Board vets candidates for Planning Comm./ZBA

In the shadow of controversy, five — including the incumbents — vie for two seats but are interviewed behind closed doors

HALIFAX — At Town Meeting this year, Mitchell Green reclaimed his seat on the Selectboard after a six-year absence and Brad Rafus, the road commissioner and road supervisor, won the board seat to which he was appointed on an interim basis last November.

And with these changes in board composition also comes a departure in the way appointments are made, in the form of the board's decision to exclude the public from consideration of whom to appoint to two openings on the Planning Commission/Zoning Board of Adjustment.

At the March 22 regularly scheduled meeting, the board dispatched with all other appointments in the public meeting - more than a dozen - but declared its intention to consider the Planning Commission/ZBA appointments behind closed doors.

The board interviewed four of the five candidates at a specially noticed executive session on March 29. It was to have interviewed the fifth candidate - and make its decision - by or at the next regularly scheduled Selectboard meeting on April 5.

The two current members filling those seats - Stephan Chait and Linda Lyon - both submitted letters affirming their interest in continuing on the boards.

Three other individuals - Turner Lewis, Peggy Rafus (wife of board member Brad Rafus), and Kaitlin Stone (daughter of a member of the road crew) - also submitted letters of interest.

Departure from recent years

The Vermont League of Cities and Towns (VLCT) Selectboard Handbook notes that the Vermont Legislature “crafted [...] limited exceptions to the open meeting law” for those circumstances where “private interests may outweigh the public's interest.”

But the VLCT notes that because these exceptions create “the opportunity for abuse,” Vermont courts have - and Selectboards should - construe these exceptions narrowly.

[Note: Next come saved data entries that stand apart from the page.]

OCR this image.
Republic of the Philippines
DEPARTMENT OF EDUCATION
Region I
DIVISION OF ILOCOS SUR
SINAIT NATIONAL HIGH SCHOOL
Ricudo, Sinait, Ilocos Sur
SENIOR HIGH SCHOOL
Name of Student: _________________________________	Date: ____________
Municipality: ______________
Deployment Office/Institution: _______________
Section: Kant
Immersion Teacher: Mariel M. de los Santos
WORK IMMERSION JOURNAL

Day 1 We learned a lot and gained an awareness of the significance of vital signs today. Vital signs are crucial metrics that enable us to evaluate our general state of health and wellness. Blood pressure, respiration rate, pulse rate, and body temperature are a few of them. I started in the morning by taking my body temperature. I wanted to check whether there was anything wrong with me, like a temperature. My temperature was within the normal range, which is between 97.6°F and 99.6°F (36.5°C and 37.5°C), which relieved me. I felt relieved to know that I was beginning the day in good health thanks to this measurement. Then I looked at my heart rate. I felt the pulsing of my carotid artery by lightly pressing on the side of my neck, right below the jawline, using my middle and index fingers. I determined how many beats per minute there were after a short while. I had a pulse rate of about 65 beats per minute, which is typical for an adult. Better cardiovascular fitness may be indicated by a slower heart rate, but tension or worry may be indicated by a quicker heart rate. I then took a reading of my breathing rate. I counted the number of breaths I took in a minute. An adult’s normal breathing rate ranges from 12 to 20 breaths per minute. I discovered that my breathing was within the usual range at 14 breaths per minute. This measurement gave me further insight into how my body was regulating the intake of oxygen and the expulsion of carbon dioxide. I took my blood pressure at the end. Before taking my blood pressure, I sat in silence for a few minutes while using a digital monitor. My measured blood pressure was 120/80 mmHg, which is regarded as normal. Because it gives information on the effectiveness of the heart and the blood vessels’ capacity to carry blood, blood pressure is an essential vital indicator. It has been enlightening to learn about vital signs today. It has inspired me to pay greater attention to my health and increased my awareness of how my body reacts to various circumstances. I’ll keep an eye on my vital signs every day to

One of these “limited” exceptions permits a board to go into executive session to consider appointments for public office.

In a departure from recent years, the Selectboard invoked this exception to consider its appointments for the two Planning Commission/ZBA seats.

Asked why the board felt it necessary or wise to do so, Green declared that they “always” do these in executive session.

Chair Lewis Sumner said that he might ask questions of the candidates that they might be too embarrassed to answer in a public meeting.

Rafus said that his experience of being interviewed for an interim seat during a public meeting persuaded him that it is little more than an opportunity for people to express their opinions and ask irrelevant questions, and that having the discussion in public meeting puts a lot of pressure on the people making the decision.

A controversial decision

The composition of the Planning Commission/Zoning Board of Appeals is of particular interest in light of the ongoing legal proceedings and a narrow vote concerning a quarry in the town's conservation district proposed jointly by C.A. Denison Lumber Co, Inc. and Ashfield Stone LLC.

In October 2015, after 18 months of public hearings and private deliberations, a majority of the ZBA - including Chait and Lyon - authored a 10-page decision explaining their conclusion that, based on the evidence offered by all parties and following an analysis of the town plan, zoning bylaws, and state statutes, the zoning permit for conditional use of the property could not be granted.

The vote was 3–2.

In addition to an outstanding decision of the Act 250 commission, two legal actions are pending in the state Environmental Court.

The quarry applicant has appealed the ZBA's denial of the permit, and the applicant has filed a lawsuit against the town, seeking an immediate issuance of the permit on the grounds that the ZBA failed to consider the application in a timely manner.